The Citizenship Exam consists of 20 multiple choice questions.
Some sample questions are:
A) What are three responsibilities of citizenship?
- Being loyal to Canada, recycling newspapers, serving in the navy, army or air force?
- Obeying the law, taking responsibility for oneself and one’s family, serving on a jury.
- Learning both official languages, voting in elections, belonging to a union.
- Buying Canadian products, owning your own business, using less water.
B) What is the meaning of the Remembrance Day poppy?
- To remember our Sovereign, Queen Elizabeth II.
- To celebrate Confederation.
- To honour prime ministers who have died.
- To remember the sacrifice of Canadians who have served or died in wars up to the present day.
C) How are Members of Parliament chosen?
- They are appointed by the United Nations.
- They are chosen by the provincial premiers.
- They are elected by voters in their local constituency (riding).
- They are elected by landowners and police chiefs.
D) How does a bill become a law?
- The Lieutenant Governor must approve the bill.

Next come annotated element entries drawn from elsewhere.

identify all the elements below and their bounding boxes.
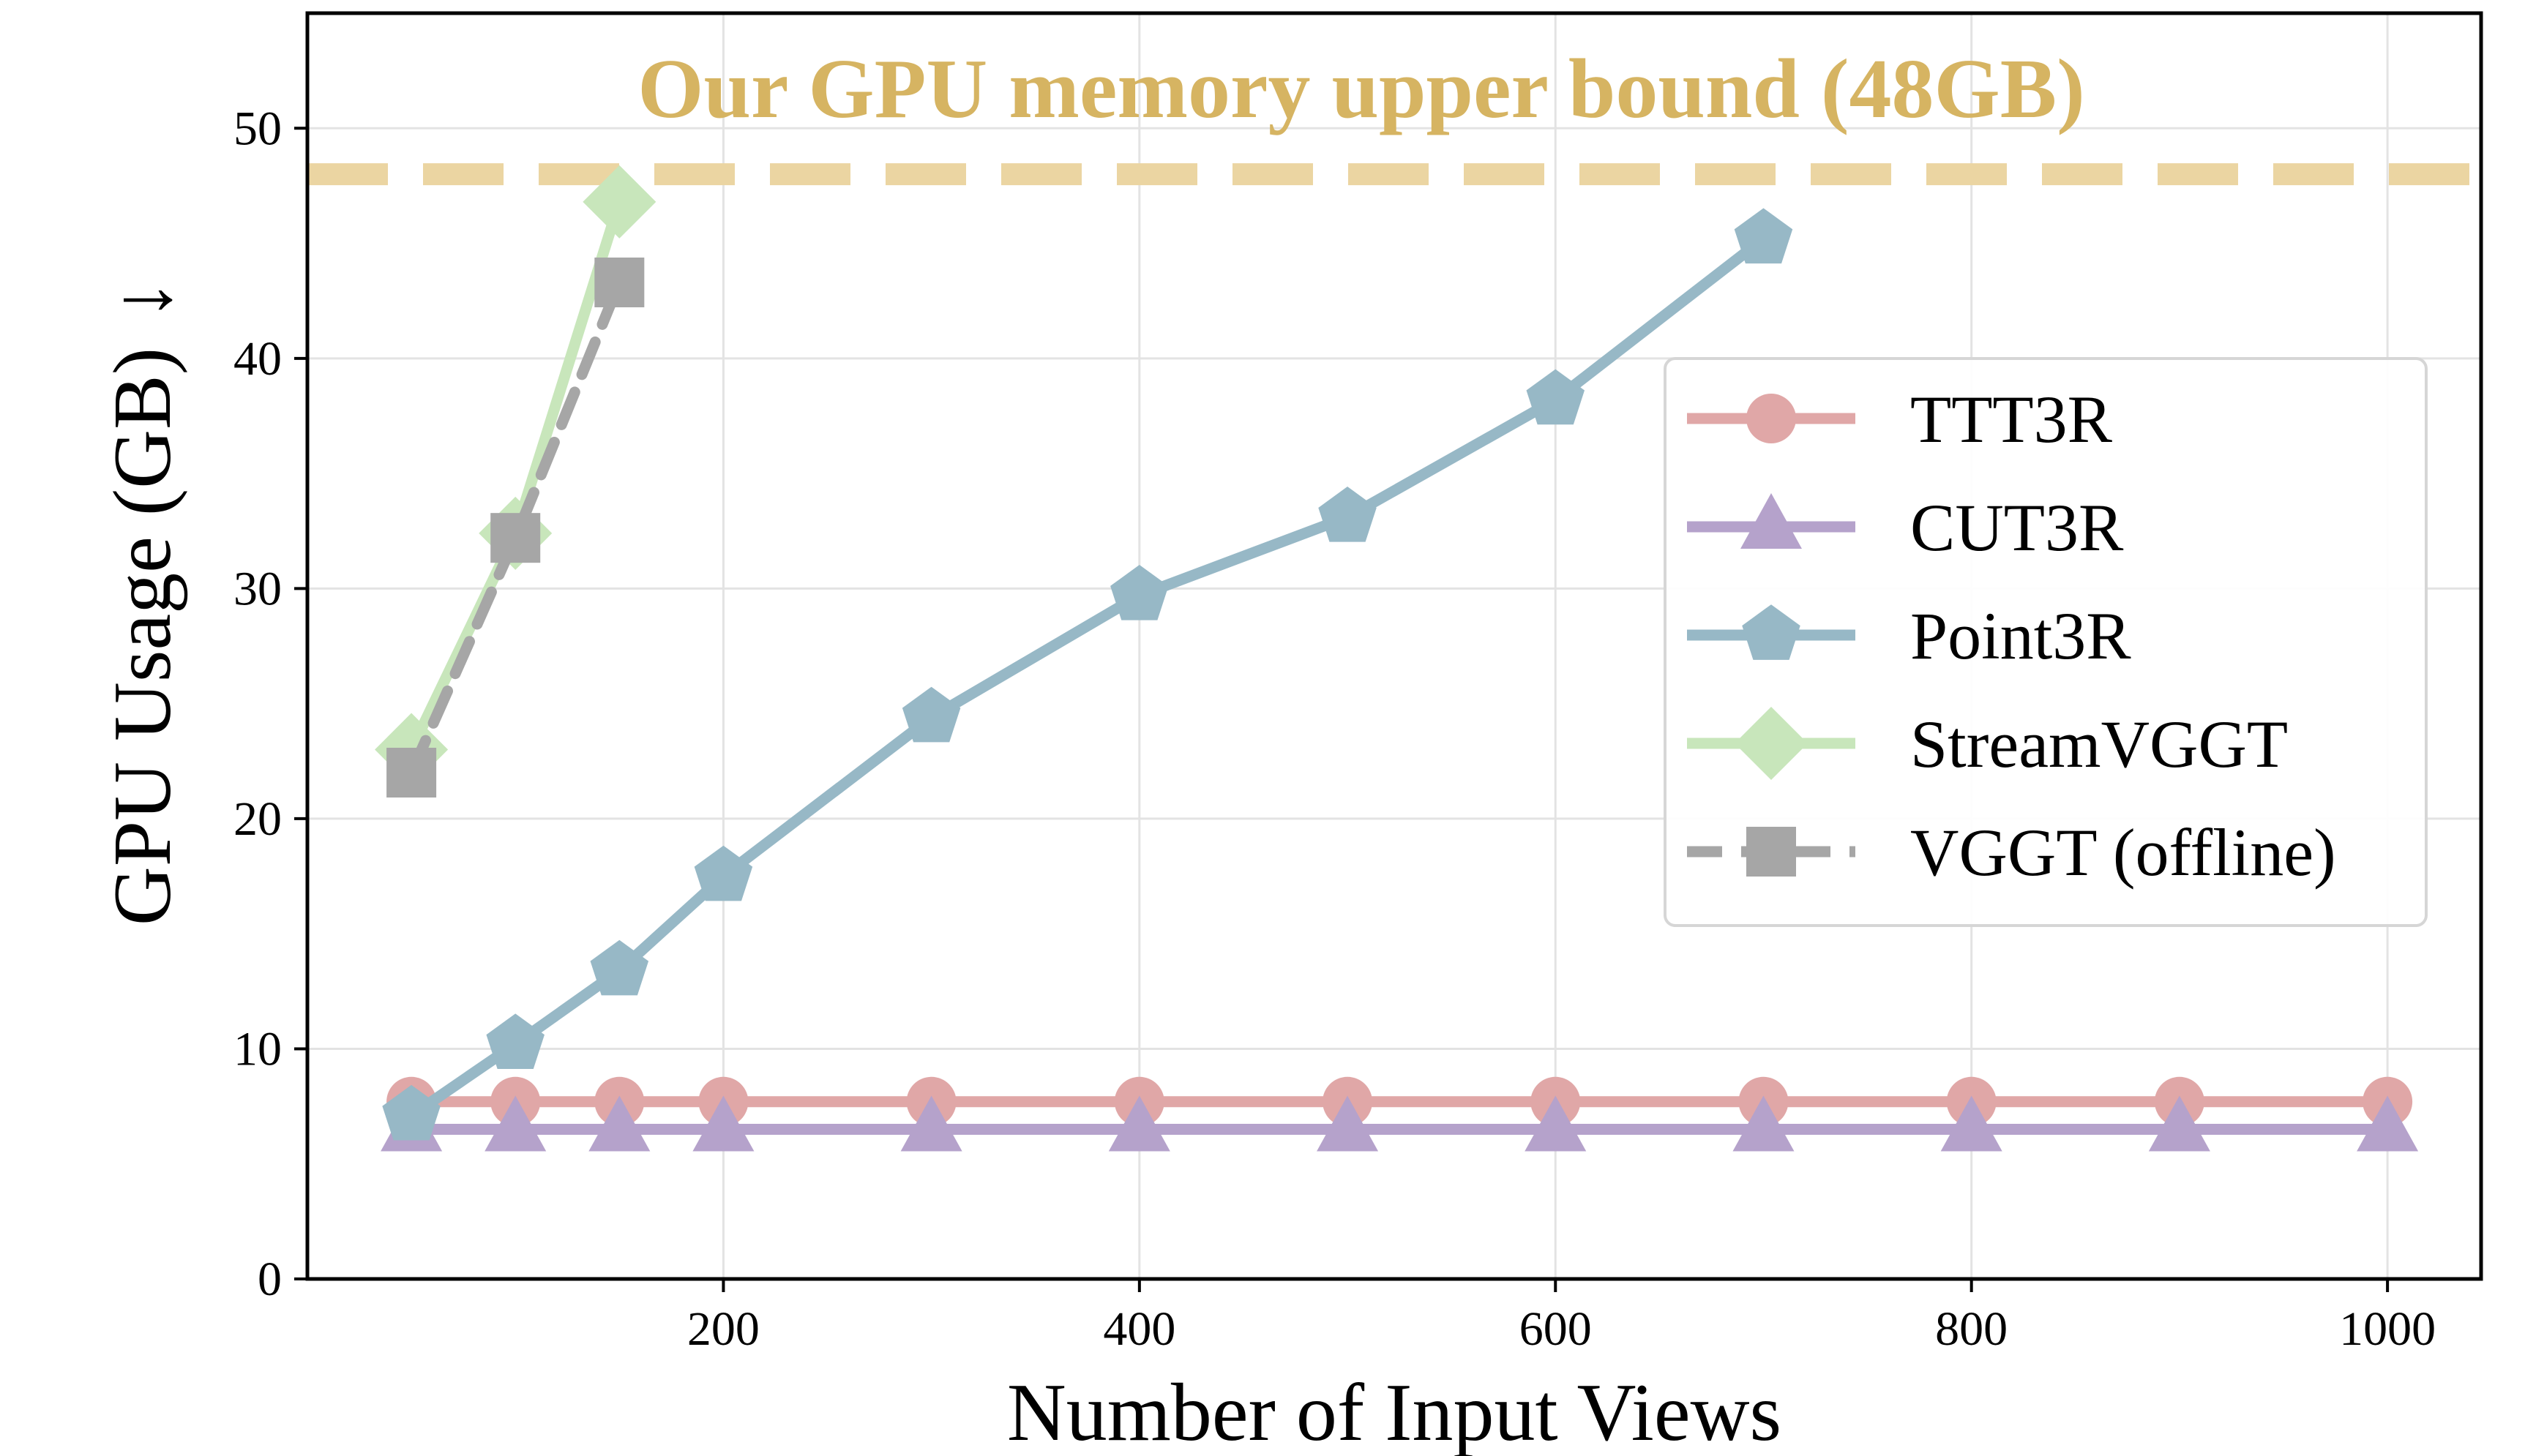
x-tick-label: 1000 xyxy=(2339,1302,2436,1356)
y-axis-arrow-icon: ↓ xyxy=(97,279,188,320)
y-tick-label: 30 xyxy=(233,562,282,615)
y-tick-label: 50 xyxy=(233,102,282,155)
legend-label: TTT3R xyxy=(1910,382,2113,457)
data-point xyxy=(1108,1095,1170,1152)
legend-item: CUT3R xyxy=(1687,490,2124,565)
data-point xyxy=(1318,487,1377,542)
data-point xyxy=(485,1095,547,1152)
legend-label: CUT3R xyxy=(1910,490,2124,565)
data-point xyxy=(692,1095,755,1152)
data-point xyxy=(1940,1095,2002,1152)
y-tick-label: 20 xyxy=(233,792,282,846)
legend-marker xyxy=(1742,604,1800,660)
data-point xyxy=(900,1095,962,1152)
legend-marker xyxy=(1740,493,1802,549)
data-point xyxy=(382,1084,441,1141)
data-point xyxy=(1525,1095,1587,1152)
data-point xyxy=(583,165,656,239)
data-point xyxy=(594,258,645,308)
plot-frame xyxy=(305,11,2483,1281)
series-point3r xyxy=(382,208,1793,1141)
x-tick-label: 200 xyxy=(687,1302,760,1356)
data-point xyxy=(490,513,541,563)
legend-marker xyxy=(1735,707,1808,780)
series-vggt-offline xyxy=(386,258,645,798)
data-point xyxy=(386,748,437,798)
upper-bound-annotation: Our GPU memory upper bound (48GB) xyxy=(307,42,2481,186)
x-axis-title: Number of Input Views xyxy=(1007,1367,1781,1456)
data-point xyxy=(1317,1095,1379,1152)
data-point xyxy=(1734,208,1793,264)
y-tick-label: 10 xyxy=(233,1022,282,1076)
x-tick-label: 800 xyxy=(1935,1302,2008,1356)
series-group xyxy=(375,165,2419,1152)
legend-item: TTT3R xyxy=(1687,382,2113,457)
legend-label: Point3R xyxy=(1910,598,2131,673)
legend-item: StreamVGGT xyxy=(1687,707,2288,781)
data-point xyxy=(1526,369,1585,425)
data-point xyxy=(486,1013,545,1069)
legend-item: VGGT (offline) xyxy=(1687,815,2336,890)
legend: TTT3R CUT3R Point3R StreamVGGT VGGT (offline… xyxy=(1664,357,2428,927)
data-point xyxy=(588,1095,651,1152)
series-ttt3r xyxy=(386,1076,2413,1127)
series-cut3r xyxy=(381,1095,2419,1152)
y-tick-label: 0 xyxy=(258,1253,282,1306)
data-point xyxy=(1732,1095,1795,1152)
legend-frame xyxy=(1664,357,2428,927)
legend-marker xyxy=(1746,394,1796,443)
legend-label: StreamVGGT xyxy=(1910,707,2288,781)
upper-bound-label: Our GPU memory upper bound (48GB) xyxy=(637,42,2085,136)
y-axis-title: GPU Usage (GB) xyxy=(97,348,188,926)
legend-marker xyxy=(1746,827,1796,877)
legend-item: Point3R xyxy=(1687,598,2131,673)
legend-label: VGGT (offline) xyxy=(1910,815,2336,890)
data-point xyxy=(1110,565,1169,620)
ticks: 200 400 600 800 1000 0 10 20 30 40 50 xyxy=(233,102,2436,1356)
data-point xyxy=(2357,1095,2419,1152)
series-line xyxy=(405,196,625,756)
data-point xyxy=(694,845,753,901)
x-tick-label: 400 xyxy=(1103,1302,1175,1356)
data-point xyxy=(902,686,961,743)
data-point xyxy=(590,939,649,996)
y-tick-label: 40 xyxy=(233,332,282,386)
data-point xyxy=(2148,1095,2210,1152)
x-tick-label: 600 xyxy=(1519,1302,1592,1356)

- Approval by a majority in the House of Commons and Senate and finally the Governor General.
- The Queen must sign the bill.
- Approval by the Members of the Legislative Assembly.
E) What was the Women’s Suffrage Movement?
- The effort by women to achieve the right to vote.
- The effort by women to participate in military service.
- An unsuccessful movement to get husbands to do housework.
- The effort by women to be in Parliament.
The pass rate for the citizenship exam has fluctuated dramatically in the last several years. Prior to the introduction of the new exam based on the Discover Canada manual, it was around 96%. Immediately after the introduction of Discover Canada it plunged to around 70%. Several difficult questions were pulled, and the pass rate currently sits at around 83%. Statistics show that there is not a great variation in the pass rate based on age, however, education level is a strong indicator. Counter-intuitively, the longer someone has been a permanent resident at the time they write the test the less likely it is that the person will pass.
Applicants who fail the written test are referred to a hearing with a citizenship judge.